Jan. 8, 2020

Wilbur Ross


Wilbur Ross

US Secretary of Commerce,

Increasing bilateral trade between Turkey and US in a way that benefits both parties remains a key focus.


Wilbur Ross has been the US Secretary of Commerce since 2017. He is the former chairman and chief strategy officer of WL Ross & Co. LLC and has over 55 years of investment banking and private equity experience. Ross has been chairman or lead director of more than 100 companies operating in more than 20 different countries. He previously served as privatization adviser to New York City Mayor Rudy Giuliani and was appointed by President Bill Clinton to the board of the US-Russia Investment Fund. Ross also was an advisory board member of Yale University School of Management. He is a graduate of Yale University and Harvard Business School.

Turkey and the US are talking about increasing bilateral trade from USD20 billion to USD100 billion. How are political differences likely to influence trade?
The way we get to USD100 billion is by reaching the point where we have USD50 billion on each side. The concept is balanced and reciprocal trade at a larger multiple of the current amount. We now have only USD20 billion.

When it comes to imposing sanctions on Turkey for its purchase of S-400 missile defense systems from Russia, the opinion in Washington appears divided. What is your personal opinion, and do you support sanctions on Turkey?
You have to look at the relationship from an overall point of view. Everything depends on everything else. I do not think you can answer one question separately from the others. I have learned never to forecast what congress or two administrations will do. The reason I am here is to try to see if we can do things in an amicable fashion. We are not seeking a big confrontation.

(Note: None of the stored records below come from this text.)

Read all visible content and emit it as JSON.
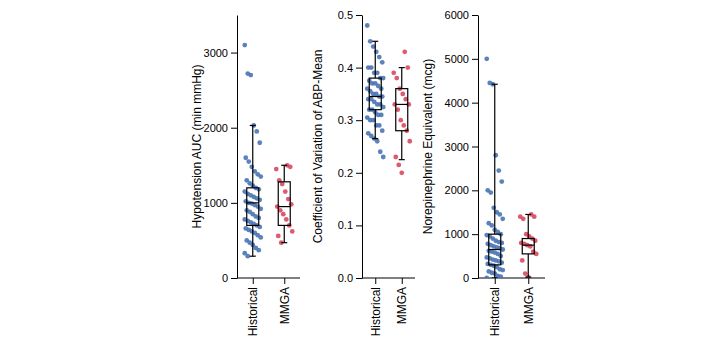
{
  "chart_data": [
    {
      "type": "box",
      "ylabel": "Hypotension AUC (min mmHg)",
      "categories": [
        "Historical",
        "MMGA"
      ],
      "colors": [
        "#4a74b4",
        "#d9485f"
      ],
      "ylim": [
        0,
        3500
      ],
      "yticks": [
        0,
        1000,
        2000,
        3000
      ],
      "boxes": [
        {
          "low": 290,
          "q1": 700,
          "median": 1000,
          "q3": 1200,
          "high": 2030
        },
        {
          "low": 470,
          "q1": 700,
          "median": 950,
          "q3": 1280,
          "high": 1500
        }
      ],
      "values": [
        [
          3100,
          2720,
          2700,
          2030,
          1950,
          1800,
          1600,
          1550,
          1480,
          1420,
          1380,
          1350,
          1300,
          1260,
          1230,
          1200,
          1180,
          1150,
          1120,
          1100,
          1080,
          1060,
          1040,
          1020,
          1000,
          990,
          970,
          950,
          920,
          900,
          880,
          850,
          820,
          800,
          780,
          760,
          740,
          720,
          700,
          680,
          660,
          640,
          620,
          600,
          570,
          540,
          500,
          470,
          440,
          400,
          370,
          330,
          290
        ],
        [
          1500,
          1480,
          1450,
          1300,
          1250,
          1150,
          1050,
          980,
          950,
          900,
          850,
          780,
          700,
          620,
          560,
          470
        ]
      ]
    },
    {
      "type": "box",
      "ylabel": "Coefficient of Variation of ABP-Mean",
      "categories": [
        "Historical",
        "MMGA"
      ],
      "colors": [
        "#4a74b4",
        "#d9485f"
      ],
      "ylim": [
        0,
        0.5
      ],
      "yticks": [
        {
          "value": 0,
          "label": "0.0"
        },
        0.1,
        0.2,
        0.3,
        0.4,
        0.5
      ],
      "boxes": [
        {
          "low": 0.265,
          "q1": 0.32,
          "median": 0.345,
          "q3": 0.38,
          "high": 0.45
        },
        {
          "low": 0.225,
          "q1": 0.28,
          "median": 0.33,
          "q3": 0.36,
          "high": 0.4
        }
      ],
      "values": [
        [
          0.48,
          0.45,
          0.44,
          0.43,
          0.42,
          0.41,
          0.4,
          0.4,
          0.39,
          0.39,
          0.38,
          0.38,
          0.375,
          0.37,
          0.37,
          0.365,
          0.36,
          0.36,
          0.355,
          0.35,
          0.35,
          0.345,
          0.345,
          0.34,
          0.34,
          0.335,
          0.33,
          0.33,
          0.325,
          0.32,
          0.32,
          0.315,
          0.31,
          0.31,
          0.305,
          0.3,
          0.3,
          0.29,
          0.29,
          0.28,
          0.275,
          0.27,
          0.265,
          0.26,
          0.24,
          0.23
        ],
        [
          0.43,
          0.4,
          0.39,
          0.38,
          0.36,
          0.35,
          0.34,
          0.33,
          0.33,
          0.32,
          0.3,
          0.29,
          0.28,
          0.26,
          0.23,
          0.215,
          0.2
        ]
      ]
    },
    {
      "type": "box",
      "ylabel": "Norepinephrine Equivalent (mcg)",
      "categories": [
        "Historical",
        "MMGA"
      ],
      "colors": [
        "#4a74b4",
        "#d9485f"
      ],
      "ylim": [
        0,
        6000
      ],
      "yticks": [
        0,
        1000,
        2000,
        3000,
        4000,
        5000,
        6000
      ],
      "boxes": [
        {
          "low": 0,
          "q1": 300,
          "median": 650,
          "q3": 1000,
          "high": 4420
        },
        {
          "low": 20,
          "q1": 550,
          "median": 750,
          "q3": 900,
          "high": 1450
        }
      ],
      "values": [
        [
          5000,
          4450,
          4420,
          2800,
          2450,
          2200,
          2000,
          1950,
          1600,
          1500,
          1450,
          1350,
          1250,
          1200,
          1100,
          1050,
          1000,
          980,
          950,
          900,
          850,
          820,
          800,
          780,
          750,
          720,
          700,
          680,
          650,
          620,
          600,
          580,
          550,
          500,
          470,
          450,
          420,
          400,
          380,
          350,
          320,
          300,
          280,
          250,
          200,
          180,
          150,
          120,
          100,
          50,
          30,
          0
        ],
        [
          1450,
          1400,
          1400,
          1350,
          1000,
          950,
          900,
          850,
          800,
          780,
          750,
          720,
          600,
          550,
          400,
          100,
          20
        ]
      ]
    }
  ]
}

Traditionally, the US has championed itself as a champion of free trade and open markets. Is that changing under the Trump administration?
The policy is certainly different, but there are no free markets in the world. The people that talk about free markets the most are the Chinese and the Europeans, and they are among the most protectionist people. The reality is that the US is the least protectionist large country; it is just that we have not been as aggressive in our rhetoric about it. Our ultimate objective is to get other countries to match with their behavior their free market rhetoric.

The Chinese say their political philosophy does not seek political confrontation. They want to create win-win situations. Does the US believe that a trade war with China is inevitable?
We have been in a trade war with China in a sense for a long time. The difference is that we are now trying to negotiate a more equitable solution. We hope that we will get there. We thought we were there pretty well in May, then they went back to China and said they could not live up to what was discussed. We need them to get back to where we were in May.

*Excerpt from TRT World's One on One Express: Interview with US Secretary of Commerce Wilbur Ross.